Mr Gallagher told mourners of his sister-in-law’s love for baking, gardening, music and singing. He said she always returned home from a Cork Social Health Project (Shep) Choir event in great form. The choir sang during the funeral Mass.
He told the congregation: "Stella was an excellent baker and got pleasure from giving you scones or sourdough bread or apple tarts or whatever she had just baked. She would come in after losing track of time and after spending hours in her garden, delighted to be able to present you with her harvest of blackcurrants or potatoes or beetroot or whatever was in season. Stella seemed to know the name of every flower and every tree and on a recent visit to JFK arboretum in Wexford, she was like a child in a sweet shop."
Through tears, Mr Gallagher said: "We are so grateful to have shared our lives with this lovely person. We love you Stella and we always will."
Monsignor Gearóid Dullea, Co-PP Ballinlough, told the congregation: “When we are confronted with death we experience a maelstrom of emotions. We are frightened, broken-hearted, confused, angry, bewildered, paralysed, lonely, even traumatised.
"The death of Stella last Monday night has left us with all these reactions, and many more, as well as leaving us with questions, aching and pleadings in our hearts.”

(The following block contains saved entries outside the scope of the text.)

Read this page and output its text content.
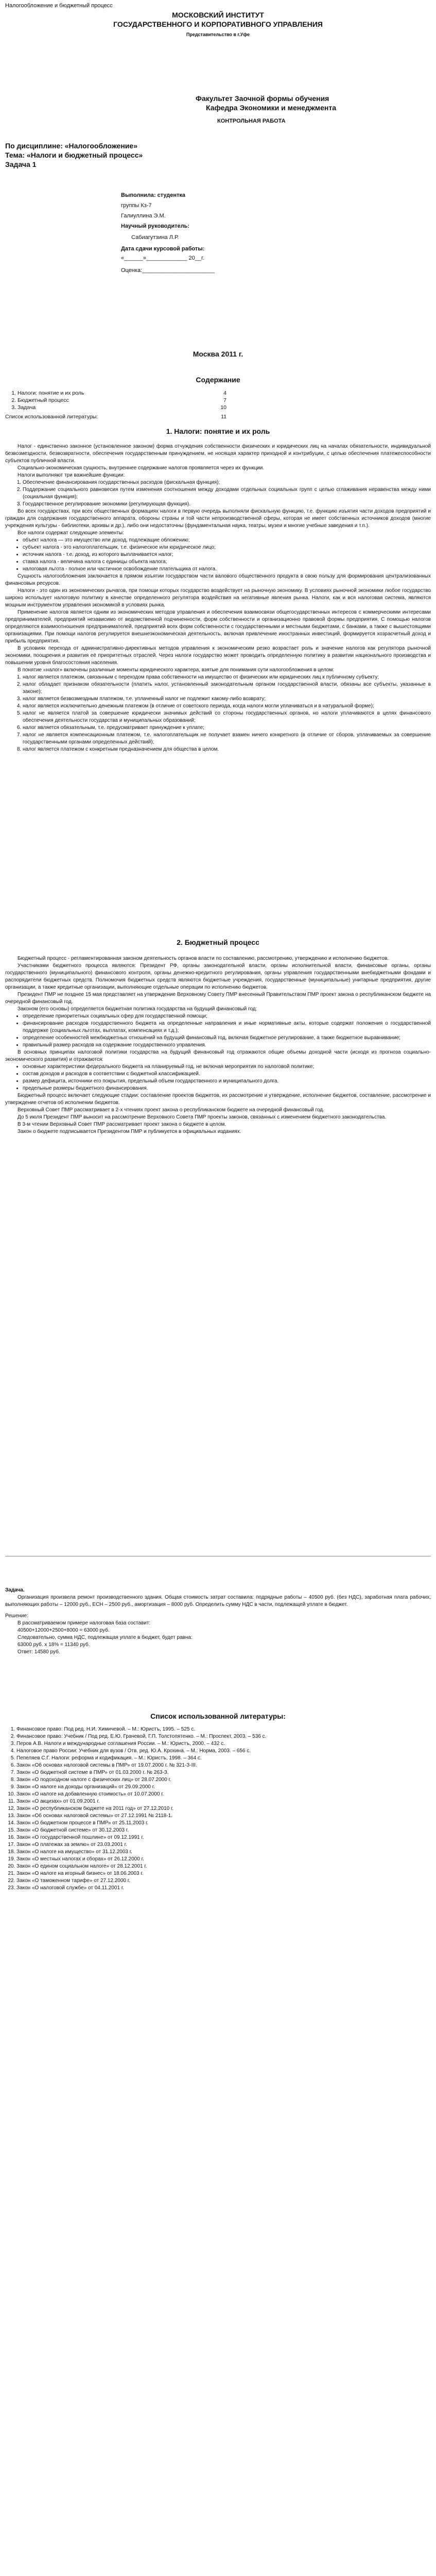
Налогообложение и бюджетный процесс
МОСКОВСКИЙ ИНСТИТУТ
ГОСУДАРСТВЕННОГО И КОРПОРАТИВНОГО УПРАВЛЕНИЯ
Представительство в г.Уфе
Факультет Заочной формы обучения
Кафедра Экономики и менеджмента
КОНТРОЛЬНАЯ РАБОТА
По дисциплине: «Налогообложение»
Тема: «Налоги и бюджетный процесс»
Задача 1
Выполнила: студентка
группы Кз-7
Галиуллина Э.М.
Научный руководитель:
Сабиагутзина Л.Р.
Дата сдачи курсовой работы:
«______»_____________ 20__г.
Оценка:_______________________
Москва 2011 г.
Содержание
1. Налоги: понятие и их роль	4
2. Бюджетный процесс	7
3. Задача	10
Список использованной литературы:	11
1. Налоги: понятие и их роль

Налог - единственно законное (установленное законом) форма отчуждения собственности физических и юридических лиц на началах обязательности, индивидуальной безвозмездности, безвозвратности, обеспечения государственным принуждением, не носящая характер приходной и контрибуции, с целью обеспечения платежеспособности субъектов публичной власти.

Социально-экономическая сущность, внутреннее содержание налогов проявляется через их функции.

Налоги выполняют три важнейшие функции:

1. Обеспечение финансирования государственных расходов (фискальная функция);
2. Поддержание социального равновесия путем изменения соотношения между доходами отдельных социальных групп с целью сглаживания неравенства между ними (социальная функция);
3. Государственное регулирование экономики (регулирующая функция).

Во всех государствах, при всех общественных формациях налоги в первую очередь выполняли фискальную функцию, т.е. функцию изъятия части доходов предприятий и граждан для содержания государственного аппарата, обороны страны и той части непроизводственной сферы, которая не имеет собственных источников доходов (многие учреждения культуры - библиотеки, архивы и др.), либо они недостаточны (фундаментальная наука, театры, музеи и многие учебные заведения и т.п.).

Все налоги содержат следующие элементы:

• объект налога — это имущество или доход, подлежащие обложению;
• субъект налога - это налогоплательщик, т.е. физическое или юридическое лицо;
• источник налога - т.е. доход, из которого выплачивается налог;
• ставка налога - величина налога с единицы объекта налога;
• налоговая льгота - полное или частичное освобождение плательщика от налога.

Сущность налогообложения заключается в прямом изъятии государством части валового общественного продукта в свою пользу для формирования централизованных финансовых ресурсов.

Налоги - это один из экономических рычагов, при помощи которых государство воздействует на рыночную экономику. В условиях рыночной экономики любое государство широко использует налоговую политику в качестве определенного регулятора воздействия на негативные явления рынка. Налоги, как и вся налоговая система, являются мощным инструментом управления экономикой в условиях рынка.

Применение налогов является одним из экономических методов управления и обеспечения взаимосвязи общегосударственных интересов с коммерческими интересами предпринимателей, предприятий независимо от ведомственной подчиненности, форм собственности и организационно правовой формы предприятия. С помощью налогов определяются взаимоотношения предпринимателей, предприятий всех форм собственности с государственными и местными бюджетами, с банками, а также с вышестоящими организациями. При помощи налогов регулируется внешнеэкономическая деятельность, включая привлечение иностранных инвестиций, формируется хозрасчетный доход и прибыль предприятия.

В условиях перехода от административно-директивных методов управления к экономическим резко возрастает роль и значение налогов как регулятора рыночной экономики, поощрения и развития её приоритетных отраслей. Через налоги государство может проводить определенную политику в развитии национального производства и повышении уровня благосостояния населения.

В понятие «налог» включены различные моменты юридического характера, взятые для понимания сути налогообложения в целом:

1. налог является платежом, связанным с переходом права собственности на имущество от физических или юридических лиц к публичному субъекту;
2. налог обладает признаком обязательности (платить налог, установленный законодательным органом государственной власти, обязаны все субъекты, указанные в законе);
3. налог является безвозмездным платежом, т.е. уплаченный налог не подлежит какому-либо возврату;
4. налог является исключительно денежным платежом (в отличие от советского периода, когда налоги могли уплачиваться и в натуральной форме);
5. налог не является платой за совершение юридически значимых действий со стороны государственных органов, но налоги уплачиваются в целях финансового обеспечения деятельности государства и муниципальных образований;
6. налог является обязательным, т.е. предусматривает принуждение к уплате;
7. налог не является компенсационным платежом, т.е. налогоплательщик не получает взамен ничего конкретного (в отличие от сборов, уплачиваемых за совершение государственными органами определенных действий);
8. налог является платежом с конкретным предназначением для общества в целом.
2. Бюджетный процесс

Бюджетный процесс - регламентированная законом деятельность органов власти по составлению, рассмотрению, утверждению и исполнению бюджетов.

Участниками бюджетного процесса являются: Президент РФ, органы законодательной власти, органы исполнительной власти, финансовые органы, органы государственного (муниципального) финансового контроля, органы денежно-кредитного регулирования, органы управления государственными внебюджетными фондами и распорядители бюджетных средств. Полномочия бюджетных средств являются бюджетные учреждения, государственные (муниципальные) унитарные предприятия, другие организации, а также кредитные организации, выполняющие отдельные операции по исполнению бюджетов.

Президент ПМР не позднее 15 мая представляет на утверждение Верховному Совету ПМР внесенный Правительством ПМР проект закона о республиканском бюджете на очередной финансовый год.

Законом (его основы) определяется бюджетная политика государства на будущий финансовый год:

• определение приоритетных социальных сфер для государственной помощи;
• финансирование расходов государственного бюджета на определенные направления и иные нормативные акты, которые содержат положения о государственной поддержке (социальных льготах, выплатах, компенсациях и т.д.);
• определение особенностей межбюджетных отношений на будущий финансовый год, включая бюджетное регулирование, а также бюджетное выравнивание;
• правильный размер расходов на содержание государственного управления.

В основных принципах налоговой политики государства на будущий финансовый год отражаются общие объемы доходной части (исходя из прогноза социально-экономического развития) и отражаются:

• основные характеристики федерального бюджета на планируемый год, не включая мероприятия по налоговой политике;
• состав доходов и расходов в соответствии с бюджетной классификацией.
• размер дефицита, источники его покрытия, предельный объем государственного и муниципального долга.
• предельные размеры бюджетного финансирования.

Бюджетный процесс включает следующие стадии: составление проектов бюджетов, их рассмотрение и утверждение, исполнение бюджетов, составление, рассмотрение и утверждение отчетов об исполнении бюджетов.

Верховный Совет ПМР рассматривает в 2-х чтениях проект закона о республиканском бюджете на очередной финансовый год.

До 5 июля Президент ПМР выносит на рассмотрение Верховного Совета ПМР проекты законов, связанных с изменением бюджетного законодательства.

В 3-м чтении Верховный Совет ПМР рассматривает проект закона о бюджете в целом.

Закон о бюджете подписывается Президентом ПМР и публикуется в официальных изданиях.

Задача.

Организация произвела ремонт производственного здания. Общая стоимость затрат составила: подрядные работы – 40500 руб. (без НДС), заработная плата рабочих, выполняющих работы – 12000 руб., ЕСН – 2500 руб., амортизация – 8000 руб. Определить сумму НДС в части, подлежащей уплате в бюджет.

Решение:

В рассматриваемом примере налоговая база составит:

40500+12000+2500+8000 = 63000 руб.

Следовательно, сумма НДС, подлежащая уплате в бюджет, будет равна:

63000 руб. х 18% = 11340 руб.

Ответ: 14580 руб.

Список использованной литературы:
1. Финансовое право: Под ред. Н.И. Химичевой. – М.: Юристъ, 1995. – 525 с.
2. Финансовое право: Учебник / Под ред. Е.Ю. Грачевой, Г.П. Толстопятенко. – М.: Проспект, 2003. – 536 с.
3. Перов А.В. Налоги и международные соглашения России. – М.: Юристъ, 2000. – 432 с.
4. Налоговое право России: Учебник для вузов / Отв. ред. Ю.А. Крохина. – М.: Норма, 2003. – 656 с.
5. Пепеляев С.Г. Налоги: реформа и кодификация. – М.: Юристъ, 1998. – 364 с.
6. Закон «Об основах налоговой системы в ПМР» от 19.07.2000 г. № 321-З-III.
7. Закон «О бюджетной системе в ПМР» от 01.03.2000 г. № 263-З.
8. Закон «О подоходном налоге с физических лиц» от 28.07.2000 г.
9. Закон «О налоге на доходы организаций» от 29.09.2000 г.
10. Закон «О налоге на добавленную стоимость» от 10.07.2000 г.
11. Закон «О акцизах» от 01.09.2001 г.
12. Закон «О республиканском бюджете на 2011 год» от 27.12.2010 г.
13. Закон «Об основах налоговой системы» от 27.12.1991 № 2118-1.
14. Закон «О бюджетном процессе в ПМР» от 25.11.2003 г.
15. Закон «О бюджетной системе» от 30.12.2003 г.
16. Закон «О государственной пошлине» от 09.12.1991 г.
17. Закон «О платежах за землю» от 23.03.2001 г.
18. Закон «О налоге на имущество» от 31.12.2003 г.
19. Закон «О местных налогах и сборах» от 26.12.2000 г.
20. Закон «О едином социальном налоге» от 28.12.2001 г.
21. Закон «О налоге на игорный бизнес» от 18.06.2003 г.
22. Закон «О таможенном тарифе» от 27.12.2000 г.
23. Закон «О налоговой службе» от 04.11.2001 г.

He added: “Stella’s shocking death has brought a great pall of darkness, not only over the Gallagher and Griffin families, but also on so many others - Stella’s colleagues from her work in Eli Lilly, the local communities in Ballinlough and Ballinspittle, her friends and the Togher Community Garden and her fellow singers in the SHEP choir and many more besides.
"Stella’s death has shocked us, stunned us and shaken us.”

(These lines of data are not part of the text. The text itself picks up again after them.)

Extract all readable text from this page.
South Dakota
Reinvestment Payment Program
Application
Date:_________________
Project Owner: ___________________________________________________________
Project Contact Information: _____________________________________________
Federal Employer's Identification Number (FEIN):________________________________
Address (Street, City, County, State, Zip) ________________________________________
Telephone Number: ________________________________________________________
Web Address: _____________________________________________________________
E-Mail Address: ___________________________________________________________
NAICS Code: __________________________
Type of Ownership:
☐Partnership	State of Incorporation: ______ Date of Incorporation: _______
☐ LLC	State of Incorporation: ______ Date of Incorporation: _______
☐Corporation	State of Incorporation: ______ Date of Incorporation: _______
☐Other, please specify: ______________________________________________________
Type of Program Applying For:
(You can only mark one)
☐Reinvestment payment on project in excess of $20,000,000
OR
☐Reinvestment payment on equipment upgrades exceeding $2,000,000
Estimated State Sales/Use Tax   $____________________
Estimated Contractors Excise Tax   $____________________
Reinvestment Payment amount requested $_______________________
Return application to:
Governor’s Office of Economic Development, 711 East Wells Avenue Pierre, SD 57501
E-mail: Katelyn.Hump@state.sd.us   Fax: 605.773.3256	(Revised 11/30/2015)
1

He said she was “deeply loved as wife, as mother, as sister, as daughter-in-law, as sister-in-law, as aunt, as cousin, as friend”.
He described her as a positive person who was “often humming a song, with a quiet religious faith”.
He continued: “In fact her family mentioned that a recent book she dipped into was about Saint Teresa, one of the greatest saints to teach us how to trust in God implicitly, even when there is darkness all around us, a bit like a small child putting its hand into its parent’s hand for strength, for guidance, for reassurance, for safety and for love.”
An Taoiseach Micheál Martin TD was represented at the funeral by his Aide de Camp, Commandant Joe Glennon.
Concelebrating the Mass with Monsignor Dullea were Fr Gerard Dunne and Rev Alan Marley of the UCC chaplaincy team.
A man has been charged with her murder.